The description of the Credit Facility Amendment set forth under this Item 1.01 does not purport to be complete and is qualified in its entirety by reference to the terms and conditions of the Credit Facility Amendment, which is attached hereto as Exhibit 10.1 and is incorporated into this Item 1.01 by reference.

Item 2.03    Creation of a Direct Financial Obligation or an Obligation Under an Off-Balance Sheet Arrangement of the Registrant.

The information provided in Item 1.01 of this Current Report is incorporated herein by reference.

Item 9.01     Financial Statements and Exhibits.

(d) Exhibits
Exhibit No.Description
10.1
Amendment No. 2 to Second Amended and Restated Credit Agreement, dated as of June 17, 2025, among Arcosa, Inc., as borrower, certain subsidiaries of Arcosa, Inc., as guarantors (for the limited purposes set forth therein), the lenders party thereto, and JPMorgan Chase Bank, N.A., as administrative agent.
104Cover Page Interactive Data File (embedded within the Inline XBRL document)




SIGNATURES

Pursuant to the requirements of the Securities Exchange Act of 1934, the registrant has duly caused this report to be signed on its behalf by the undersigned hereunto duly authorized.
Arcosa, Inc.
June 18, 2025By:/s/ Gail M. Peck
Name: Gail M. Peck
Title: Chief Financial Officer


FAQ

What did Arcosa (ACA) announce in its June 17 2025 8-K?

Arcosa executed Amendment No. 2 to its credit agreement, replacing its prior term loan with a new $698.25 million refinancing term loan.

How does the new loan affect Arcosa’s interest rate?

The margin drops by 25 basis points to SOFR + 2.00% or base rate + 1.00%, lowering annual interest expense.

Does the refinancing increase Arcosa’s total debt?

No.

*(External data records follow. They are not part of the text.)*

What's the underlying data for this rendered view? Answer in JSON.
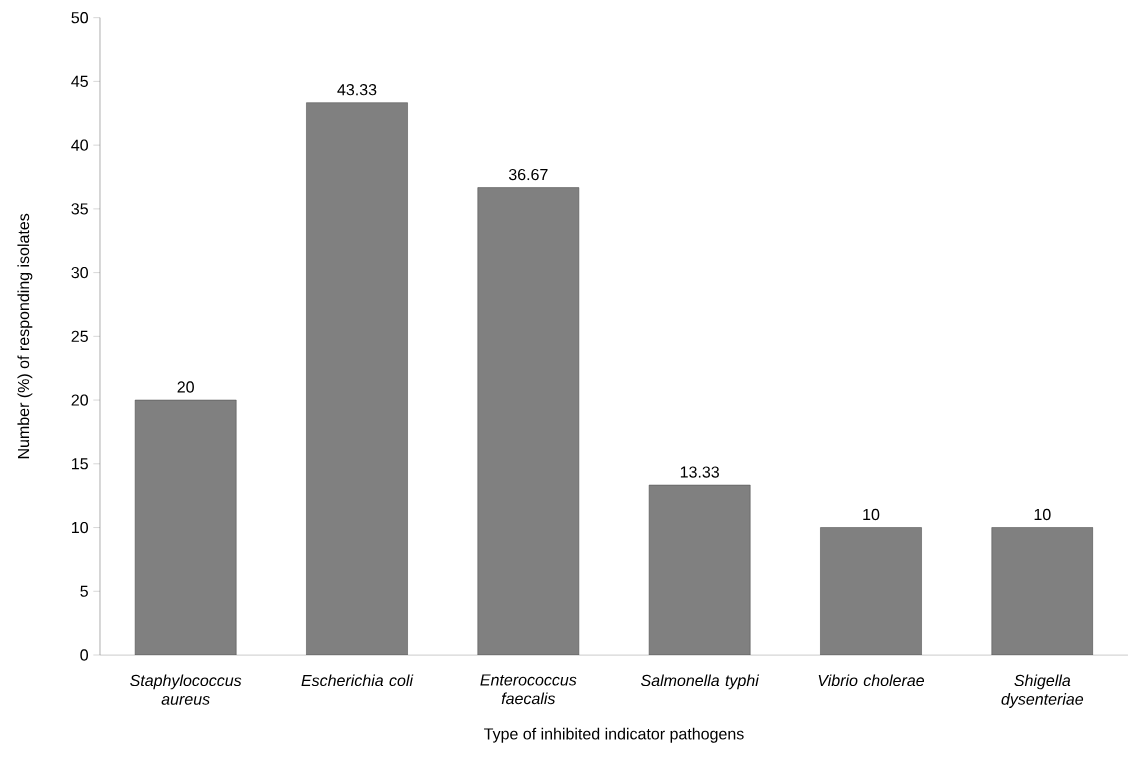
{
  "chart_data": {
    "type": "bar",
    "xlabel": "Type of inhibited indicator pathogens",
    "ylabel": "Number (%) of responding isolates",
    "categories": [
      "Staphylococcus aureus",
      "Escherichia coli",
      "Enterococcus faecalis",
      "Salmonella typhi",
      "Vibrio cholerae",
      "Shigella dysenteriae"
    ],
    "values": [
      20,
      43.33,
      36.67,
      13.33,
      10,
      10
    ],
    "color": "#808080",
    "ylim": [
      0,
      50
    ],
    "yticks": [
      0,
      5,
      10,
      15,
      20,
      25,
      30,
      35,
      40,
      45,
      50
    ],
    "data_labels": true
  }
}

The new loan’s proceeds were used to fully repay the existing term loan, keeping principal broadly unchanged.

Is there a prepayment penalty on the 2025 Refinancing Term Loan?

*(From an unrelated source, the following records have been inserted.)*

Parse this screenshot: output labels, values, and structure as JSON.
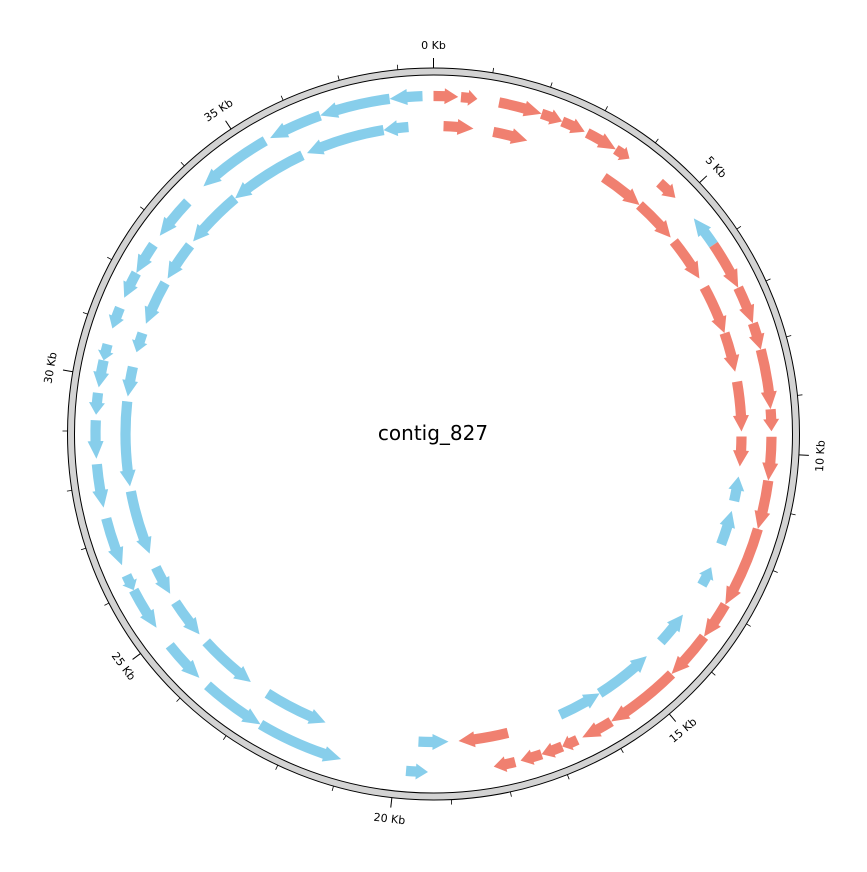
{
  "diagram": {
    "title": "contig_827",
    "genome_length_kb": 38.6,
    "tick_labels": [
      {
        "label": "0 Kb",
        "kb": 0
      },
      {
        "label": "5 Kb",
        "kb": 5
      },
      {
        "label": "10 Kb",
        "kb": 10
      },
      {
        "label": "15 Kb",
        "kb": 15
      },
      {
        "label": "20 Kb",
        "kb": 20
      },
      {
        "label": "25 Kb",
        "kb": 25
      },
      {
        "label": "30 Kb",
        "kb": 30
      },
      {
        "label": "35 Kb",
        "kb": 35
      }
    ],
    "minor_tick_step_kb": 1,
    "colors": {
      "forward": "#f08070",
      "reverse": "#87ceeb",
      "backbone_fill": "#d3d3d3",
      "backbone_stroke": "#000000"
    },
    "genes": [
      {
        "start": 0.0,
        "end": 0.45,
        "strand": "+",
        "track": 1
      },
      {
        "start": 0.5,
        "end": 0.8,
        "strand": "+",
        "track": 1
      },
      {
        "start": 1.2,
        "end": 2.0,
        "strand": "+",
        "track": 1
      },
      {
        "start": 2.0,
        "end": 2.4,
        "strand": "+",
        "track": 1
      },
      {
        "start": 2.4,
        "end": 2.85,
        "strand": "+",
        "track": 1
      },
      {
        "start": 2.9,
        "end": 3.5,
        "strand": "+",
        "track": 1
      },
      {
        "start": 3.5,
        "end": 3.8,
        "strand": "+",
        "track": 1
      },
      {
        "start": 4.5,
        "end": 4.9,
        "strand": "+",
        "track": 1
      },
      {
        "start": 5.4,
        "end": 6.0,
        "strand": "-",
        "track": 1
      },
      {
        "start": 6.0,
        "end": 6.9,
        "strand": "+",
        "track": 1
      },
      {
        "start": 6.9,
        "end": 7.6,
        "strand": "+",
        "track": 1
      },
      {
        "start": 7.6,
        "end": 8.1,
        "strand": "+",
        "track": 1
      },
      {
        "start": 8.1,
        "end": 9.2,
        "strand": "+",
        "track": 1
      },
      {
        "start": 9.2,
        "end": 9.6,
        "strand": "+",
        "track": 1
      },
      {
        "start": 9.7,
        "end": 10.5,
        "strand": "+",
        "track": 1
      },
      {
        "start": 10.5,
        "end": 11.4,
        "strand": "+",
        "track": 1
      },
      {
        "start": 11.4,
        "end": 12.9,
        "strand": "+",
        "track": 1
      },
      {
        "start": 12.9,
        "end": 13.6,
        "strand": "+",
        "track": 1
      },
      {
        "start": 13.6,
        "end": 14.5,
        "strand": "+",
        "track": 1
      },
      {
        "start": 14.5,
        "end": 15.9,
        "strand": "+",
        "track": 1
      },
      {
        "start": 15.9,
        "end": 16.5,
        "strand": "+",
        "track": 1
      },
      {
        "start": 16.6,
        "end": 16.9,
        "strand": "+",
        "track": 1
      },
      {
        "start": 16.9,
        "end": 17.3,
        "strand": "+",
        "track": 1
      },
      {
        "start": 17.3,
        "end": 17.7,
        "strand": "+",
        "track": 1
      },
      {
        "start": 17.8,
        "end": 18.2,
        "strand": "+",
        "track": 1
      },
      {
        "start": 19.4,
        "end": 19.8,
        "strand": "-",
        "track": 1
      },
      {
        "start": 21.0,
        "end": 22.6,
        "strand": "-",
        "track": 1
      },
      {
        "start": 22.6,
        "end": 23.8,
        "strand": "-",
        "track": 1
      },
      {
        "start": 24.0,
        "end": 24.8,
        "strand": "-",
        "track": 1
      },
      {
        "start": 25.2,
        "end": 26.0,
        "strand": "-",
        "track": 1
      },
      {
        "start": 26.0,
        "end": 26.3,
        "strand": "-",
        "track": 1
      },
      {
        "start": 26.5,
        "end": 27.4,
        "strand": "-",
        "track": 1
      },
      {
        "start": 27.6,
        "end": 28.4,
        "strand": "-",
        "track": 1
      },
      {
        "start": 28.5,
        "end": 29.2,
        "strand": "-",
        "track": 1
      },
      {
        "start": 29.3,
        "end": 29.7,
        "strand": "-",
        "track": 1
      },
      {
        "start": 29.8,
        "end": 30.3,
        "strand": "-",
        "track": 1
      },
      {
        "start": 30.3,
        "end": 30.6,
        "strand": "-",
        "track": 1
      },
      {
        "start": 30.9,
        "end": 31.3,
        "strand": "-",
        "track": 1
      },
      {
        "start": 31.5,
        "end": 32.0,
        "strand": "-",
        "track": 1
      },
      {
        "start": 32.0,
        "end": 32.6,
        "strand": "-",
        "track": 1
      },
      {
        "start": 32.8,
        "end": 33.6,
        "strand": "-",
        "track": 1
      },
      {
        "start": 34.0,
        "end": 35.4,
        "strand": "-",
        "track": 1
      },
      {
        "start": 35.5,
        "end": 36.5,
        "strand": "-",
        "track": 1
      },
      {
        "start": 36.5,
        "end": 37.8,
        "strand": "-",
        "track": 1
      },
      {
        "start": 37.8,
        "end": 38.4,
        "strand": "-",
        "track": 1
      },
      {
        "start": 0.2,
        "end": 0.8,
        "strand": "+",
        "track": 2
      },
      {
        "start": 1.2,
        "end": 1.9,
        "strand": "+",
        "track": 2
      },
      {
        "start": 3.6,
        "end": 4.5,
        "strand": "+",
        "track": 2
      },
      {
        "start": 4.5,
        "end": 5.4,
        "strand": "+",
        "track": 2
      },
      {
        "start": 5.5,
        "end": 6.4,
        "strand": "+",
        "track": 2
      },
      {
        "start": 6.6,
        "end": 7.6,
        "strand": "+",
        "track": 2
      },
      {
        "start": 7.6,
        "end": 8.4,
        "strand": "+",
        "track": 2
      },
      {
        "start": 8.6,
        "end": 9.6,
        "strand": "+",
        "track": 2
      },
      {
        "start": 9.7,
        "end": 10.3,
        "strand": "+",
        "track": 2
      },
      {
        "start": 10.5,
        "end": 11.0,
        "strand": "-",
        "track": 2
      },
      {
        "start": 11.2,
        "end": 11.9,
        "strand": "-",
        "track": 2
      },
      {
        "start": 12.4,
        "end": 12.8,
        "strand": "-",
        "track": 2
      },
      {
        "start": 13.5,
        "end": 14.2,
        "strand": "-",
        "track": 2
      },
      {
        "start": 14.6,
        "end": 15.8,
        "strand": "-",
        "track": 2
      },
      {
        "start": 15.8,
        "end": 16.7,
        "strand": "-",
        "track": 2
      },
      {
        "start": 17.8,
        "end": 18.8,
        "strand": "+",
        "track": 2
      },
      {
        "start": 19.0,
        "end": 19.6,
        "strand": "-",
        "track": 2
      },
      {
        "start": 21.5,
        "end": 22.8,
        "strand": "-",
        "track": 2
      },
      {
        "start": 23.2,
        "end": 24.4,
        "strand": "-",
        "track": 2
      },
      {
        "start": 24.6,
        "end": 25.4,
        "strand": "-",
        "track": 2
      },
      {
        "start": 25.6,
        "end": 26.2,
        "strand": "-",
        "track": 2
      },
      {
        "start": 26.5,
        "end": 27.8,
        "strand": "-",
        "track": 2
      },
      {
        "start": 27.9,
        "end": 29.6,
        "strand": "-",
        "track": 2
      },
      {
        "start": 29.7,
        "end": 30.3,
        "strand": "-",
        "track": 2
      },
      {
        "start": 30.6,
        "end": 31.0,
        "strand": "-",
        "track": 2
      },
      {
        "start": 31.2,
        "end": 32.1,
        "strand": "-",
        "track": 2
      },
      {
        "start": 32.2,
        "end": 33.0,
        "strand": "-",
        "track": 2
      },
      {
        "start": 33.1,
        "end": 34.3,
        "strand": "-",
        "track": 2
      },
      {
        "start": 34.3,
        "end": 35.9,
        "strand": "-",
        "track": 2
      },
      {
        "start": 36.0,
        "end": 37.6,
        "strand": "-",
        "track": 2
      },
      {
        "start": 37.6,
        "end": 38.1,
        "strand": "-",
        "track": 2
      }
    ]
  }
}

A 1% premium applies only if the loan is repriced or amended for lower pricing within six months; otherwise it is prepayable at par.

Who is the administrative agent on the amended credit facility?

JPMorgan Chase Bank, N.A. continues to serve as administrative agent.

Were any covenants or maturities changed?

The amendment states that all other terms remain the same as the original term loan.